Comptes rendus Manon visuellement ratée à la Bastille
Comptes rendus

Manon visuellement ratée à la Bastille

06/03/2020

Opéra Bastille, 4 mars

La Manon de Massenet est une habituée de l’Opéra Bastille : on avait pu découvrir, en 1997, la production réalisée par Gilbert Deflo, plusieurs fois reprise jusqu’en 2004 ; puis, en 2012, Coline Serreau avait proposé l’un des spectacles les plus consternants jamais vus en ces lieux. C’est aujourd’hui au tour de Vincent Huguet de poursuivre la route. Hélas trois fois ! S’il n’atteint pas le niveau de médiocrité de celle qui l’a précédé, on ne peut pas dire qu’il se distingue par son élégance et sa subtilité.

Une fois de plus, la transposition de l’intrigue n’est qu’un artifice cosmétique, destiné à masquer le vide de la pensée. Nous sommes dans les années de l’entre-deux-guerres, alors que Joséphine Baker est en pleine gloire – c’est elle, femme libre et libérée, qui inspire Vincent Huguet, au point de faire entendre, par deux fois, sa fameuse chanson C’est lui que, de mémoire, elle destinait à Jean Gabin, en 1934, dans le film Zouzou de Marc Allégret !
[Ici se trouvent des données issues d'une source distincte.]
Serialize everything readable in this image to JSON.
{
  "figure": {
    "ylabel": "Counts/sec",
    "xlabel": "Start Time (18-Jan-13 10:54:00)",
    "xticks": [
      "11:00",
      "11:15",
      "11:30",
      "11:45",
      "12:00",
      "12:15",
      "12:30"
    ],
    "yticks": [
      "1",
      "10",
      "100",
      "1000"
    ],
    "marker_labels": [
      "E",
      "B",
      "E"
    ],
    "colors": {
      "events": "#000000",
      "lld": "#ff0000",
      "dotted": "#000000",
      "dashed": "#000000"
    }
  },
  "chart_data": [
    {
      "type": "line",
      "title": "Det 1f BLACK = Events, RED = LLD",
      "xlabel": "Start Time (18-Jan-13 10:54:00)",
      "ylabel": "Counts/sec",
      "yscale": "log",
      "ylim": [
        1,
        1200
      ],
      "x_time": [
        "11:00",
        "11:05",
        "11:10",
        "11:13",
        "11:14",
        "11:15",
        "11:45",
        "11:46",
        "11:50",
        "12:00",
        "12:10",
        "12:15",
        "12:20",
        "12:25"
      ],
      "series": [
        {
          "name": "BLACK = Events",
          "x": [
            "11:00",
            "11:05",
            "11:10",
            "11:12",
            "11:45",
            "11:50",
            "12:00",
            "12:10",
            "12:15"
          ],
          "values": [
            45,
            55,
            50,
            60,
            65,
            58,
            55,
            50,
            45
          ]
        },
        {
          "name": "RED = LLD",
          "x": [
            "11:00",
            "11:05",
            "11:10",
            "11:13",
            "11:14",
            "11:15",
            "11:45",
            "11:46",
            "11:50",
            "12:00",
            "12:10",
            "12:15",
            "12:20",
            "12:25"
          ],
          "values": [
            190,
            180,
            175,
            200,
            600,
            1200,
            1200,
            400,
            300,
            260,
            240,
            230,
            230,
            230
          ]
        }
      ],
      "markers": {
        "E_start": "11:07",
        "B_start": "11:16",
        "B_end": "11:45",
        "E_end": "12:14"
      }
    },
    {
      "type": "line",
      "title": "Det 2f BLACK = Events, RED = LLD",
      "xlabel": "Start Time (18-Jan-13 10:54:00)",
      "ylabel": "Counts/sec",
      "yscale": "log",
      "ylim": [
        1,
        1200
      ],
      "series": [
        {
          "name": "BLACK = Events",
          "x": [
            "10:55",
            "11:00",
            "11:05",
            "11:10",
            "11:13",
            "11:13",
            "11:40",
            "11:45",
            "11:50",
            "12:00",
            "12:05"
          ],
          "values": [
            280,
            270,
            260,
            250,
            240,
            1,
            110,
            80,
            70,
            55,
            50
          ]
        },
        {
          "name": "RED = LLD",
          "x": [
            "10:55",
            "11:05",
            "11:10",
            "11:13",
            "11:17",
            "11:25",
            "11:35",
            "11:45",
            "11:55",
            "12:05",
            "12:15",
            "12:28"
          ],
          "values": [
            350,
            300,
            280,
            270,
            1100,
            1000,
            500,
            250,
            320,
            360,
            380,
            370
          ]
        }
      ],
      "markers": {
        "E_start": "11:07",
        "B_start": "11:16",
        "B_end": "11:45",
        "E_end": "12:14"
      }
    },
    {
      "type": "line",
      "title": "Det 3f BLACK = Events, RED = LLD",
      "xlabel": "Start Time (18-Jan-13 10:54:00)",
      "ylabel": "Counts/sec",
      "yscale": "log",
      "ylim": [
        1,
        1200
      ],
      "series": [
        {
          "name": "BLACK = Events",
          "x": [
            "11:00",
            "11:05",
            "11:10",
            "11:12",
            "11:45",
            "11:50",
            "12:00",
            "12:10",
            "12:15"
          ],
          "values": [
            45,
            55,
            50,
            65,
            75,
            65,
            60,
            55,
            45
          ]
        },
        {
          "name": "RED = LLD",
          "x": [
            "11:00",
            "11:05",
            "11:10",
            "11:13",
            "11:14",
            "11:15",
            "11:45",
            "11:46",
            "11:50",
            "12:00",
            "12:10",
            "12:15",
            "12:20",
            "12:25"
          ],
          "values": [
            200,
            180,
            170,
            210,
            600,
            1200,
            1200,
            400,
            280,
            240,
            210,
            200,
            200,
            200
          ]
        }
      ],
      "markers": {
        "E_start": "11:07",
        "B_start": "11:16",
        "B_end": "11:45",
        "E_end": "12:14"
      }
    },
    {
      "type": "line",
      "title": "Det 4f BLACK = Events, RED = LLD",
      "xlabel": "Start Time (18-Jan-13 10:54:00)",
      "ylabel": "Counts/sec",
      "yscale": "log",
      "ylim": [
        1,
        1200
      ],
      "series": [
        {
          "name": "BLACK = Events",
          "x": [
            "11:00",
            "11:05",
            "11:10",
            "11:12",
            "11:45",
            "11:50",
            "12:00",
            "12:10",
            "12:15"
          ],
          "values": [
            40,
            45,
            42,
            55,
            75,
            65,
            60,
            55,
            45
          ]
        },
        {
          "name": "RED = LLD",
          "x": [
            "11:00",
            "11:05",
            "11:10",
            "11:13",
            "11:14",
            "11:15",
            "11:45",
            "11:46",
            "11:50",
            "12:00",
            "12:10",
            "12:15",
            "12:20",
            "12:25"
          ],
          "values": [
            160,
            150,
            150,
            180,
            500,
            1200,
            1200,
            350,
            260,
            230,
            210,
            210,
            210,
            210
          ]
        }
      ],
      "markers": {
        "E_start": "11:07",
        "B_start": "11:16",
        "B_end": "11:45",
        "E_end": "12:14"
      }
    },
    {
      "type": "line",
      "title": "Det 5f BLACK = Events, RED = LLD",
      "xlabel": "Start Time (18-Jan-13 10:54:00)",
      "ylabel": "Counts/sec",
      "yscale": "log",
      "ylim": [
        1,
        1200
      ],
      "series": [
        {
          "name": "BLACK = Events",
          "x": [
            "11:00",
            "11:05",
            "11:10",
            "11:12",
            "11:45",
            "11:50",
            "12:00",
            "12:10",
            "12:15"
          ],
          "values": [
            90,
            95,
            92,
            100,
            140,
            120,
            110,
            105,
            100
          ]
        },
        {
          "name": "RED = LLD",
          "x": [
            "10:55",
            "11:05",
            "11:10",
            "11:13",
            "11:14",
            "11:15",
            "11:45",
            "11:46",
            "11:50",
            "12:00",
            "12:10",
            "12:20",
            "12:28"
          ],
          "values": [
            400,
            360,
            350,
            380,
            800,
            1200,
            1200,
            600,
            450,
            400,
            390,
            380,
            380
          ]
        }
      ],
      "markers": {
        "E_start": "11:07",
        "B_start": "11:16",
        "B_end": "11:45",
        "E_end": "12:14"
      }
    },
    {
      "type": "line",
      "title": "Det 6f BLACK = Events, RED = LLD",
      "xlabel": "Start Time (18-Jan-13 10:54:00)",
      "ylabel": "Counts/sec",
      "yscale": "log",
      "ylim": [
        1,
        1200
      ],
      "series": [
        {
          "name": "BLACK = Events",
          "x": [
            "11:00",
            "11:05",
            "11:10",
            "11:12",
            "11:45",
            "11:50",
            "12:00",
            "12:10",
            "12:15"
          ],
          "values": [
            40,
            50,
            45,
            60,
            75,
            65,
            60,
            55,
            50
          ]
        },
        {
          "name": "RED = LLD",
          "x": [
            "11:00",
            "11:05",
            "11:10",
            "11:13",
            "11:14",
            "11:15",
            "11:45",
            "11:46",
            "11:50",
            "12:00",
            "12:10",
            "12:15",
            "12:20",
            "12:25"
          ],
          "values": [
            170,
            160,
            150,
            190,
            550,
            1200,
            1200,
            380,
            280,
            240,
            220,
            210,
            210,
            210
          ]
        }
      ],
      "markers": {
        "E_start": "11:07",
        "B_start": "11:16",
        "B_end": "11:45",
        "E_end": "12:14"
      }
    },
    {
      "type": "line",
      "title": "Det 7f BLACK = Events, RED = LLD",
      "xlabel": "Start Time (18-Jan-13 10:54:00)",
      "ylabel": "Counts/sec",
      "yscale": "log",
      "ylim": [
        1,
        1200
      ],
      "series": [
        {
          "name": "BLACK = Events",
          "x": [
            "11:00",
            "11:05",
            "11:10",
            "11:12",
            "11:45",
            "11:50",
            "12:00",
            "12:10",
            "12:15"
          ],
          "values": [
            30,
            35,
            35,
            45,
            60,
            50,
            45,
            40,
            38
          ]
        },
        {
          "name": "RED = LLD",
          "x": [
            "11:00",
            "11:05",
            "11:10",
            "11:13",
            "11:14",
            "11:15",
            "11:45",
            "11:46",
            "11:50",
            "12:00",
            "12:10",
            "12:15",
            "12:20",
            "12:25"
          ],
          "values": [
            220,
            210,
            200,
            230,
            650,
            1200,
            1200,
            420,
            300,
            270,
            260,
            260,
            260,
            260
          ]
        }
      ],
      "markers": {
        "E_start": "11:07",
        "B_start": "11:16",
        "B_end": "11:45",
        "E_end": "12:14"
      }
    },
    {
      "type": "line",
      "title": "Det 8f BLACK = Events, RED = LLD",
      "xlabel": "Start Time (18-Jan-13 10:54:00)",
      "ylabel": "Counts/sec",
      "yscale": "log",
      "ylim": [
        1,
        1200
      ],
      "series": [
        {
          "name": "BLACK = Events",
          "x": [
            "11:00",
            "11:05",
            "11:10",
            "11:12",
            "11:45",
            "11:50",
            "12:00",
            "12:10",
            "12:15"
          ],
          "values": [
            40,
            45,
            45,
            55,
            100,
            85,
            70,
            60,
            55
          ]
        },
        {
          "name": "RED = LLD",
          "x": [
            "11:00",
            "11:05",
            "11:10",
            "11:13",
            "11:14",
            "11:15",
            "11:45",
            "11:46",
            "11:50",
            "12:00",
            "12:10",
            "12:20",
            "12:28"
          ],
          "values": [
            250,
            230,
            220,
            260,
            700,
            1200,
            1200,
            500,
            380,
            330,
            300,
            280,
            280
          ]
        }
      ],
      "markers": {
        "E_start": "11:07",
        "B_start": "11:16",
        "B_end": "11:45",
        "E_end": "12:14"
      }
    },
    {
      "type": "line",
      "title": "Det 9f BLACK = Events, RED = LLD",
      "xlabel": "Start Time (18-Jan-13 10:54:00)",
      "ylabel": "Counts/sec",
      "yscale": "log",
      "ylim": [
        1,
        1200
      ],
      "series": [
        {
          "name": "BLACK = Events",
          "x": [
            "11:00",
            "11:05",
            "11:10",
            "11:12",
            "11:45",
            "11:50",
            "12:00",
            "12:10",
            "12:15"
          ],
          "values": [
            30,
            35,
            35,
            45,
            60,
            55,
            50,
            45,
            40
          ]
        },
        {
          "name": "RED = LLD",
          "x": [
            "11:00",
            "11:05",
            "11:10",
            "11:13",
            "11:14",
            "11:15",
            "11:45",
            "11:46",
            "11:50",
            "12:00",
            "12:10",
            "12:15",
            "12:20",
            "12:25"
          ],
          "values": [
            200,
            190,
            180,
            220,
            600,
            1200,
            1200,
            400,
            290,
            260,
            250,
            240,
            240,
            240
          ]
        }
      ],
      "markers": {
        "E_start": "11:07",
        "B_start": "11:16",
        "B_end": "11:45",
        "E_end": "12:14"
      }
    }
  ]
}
De cela, la mise en scène ne tire rien ; ni la chorégraphie insistante de Jean-François Kessler. Pire, elle se complaît dans des facilités incongrues, et ce dès le lever de rideau, où Des Grieux drague Manon sans vergogne et l’emmène dans les détours de l’hôtel proche de l’arrivée du coche – il ne la voit donc pas pour la première fois, comme il l’affirme plus tard. Bien entendu, à la fin de ce premier acte, la scène ultime est coupée, le noir tombe sur la fuite des amoureux et la menace de vengeance de Guillot passe à la trappe (une coupure, paraît-il, autorisée par le compositeur).

Pourquoi, au II, a-t-on l’impression d’être dans les réserves d’un musée, au milieu de caisses à claire-voie renfermant des statues ? Et que dire de l’arrivée au domicile des amants de Lescaut et Brétigny, ce dernier costumé en bonne sœur ? On ne sera pas surpris que le Cours-la-Reine soit ici le hall d’un appartement luxueux – le décor monumental d’Aurélie Maestre est somptueux, et les costumes clinquants de Clémence Pernoud sont adaptés à la vacuité de la foule présente. Encore moins que l’hôtel de Transylvanie soit plus un bordel qu’un tripot, encombré de jeunes gens en partie dévêtus, certains ayant en main un fouet ou une cravache pour pimenter des jeux coquins.

Au dernier acte, c’est le bouquet : le personnage de Lescaut est supprimé, remplacé par Des Grieux père, dont on comprend vite qu’il est là davantage pour nuire à la jeune femme que pour aider son fils. Dans la cour d’un hôpital-prison, Manon est tout simplement fusillée. On croit rêver… ou cauchemarder.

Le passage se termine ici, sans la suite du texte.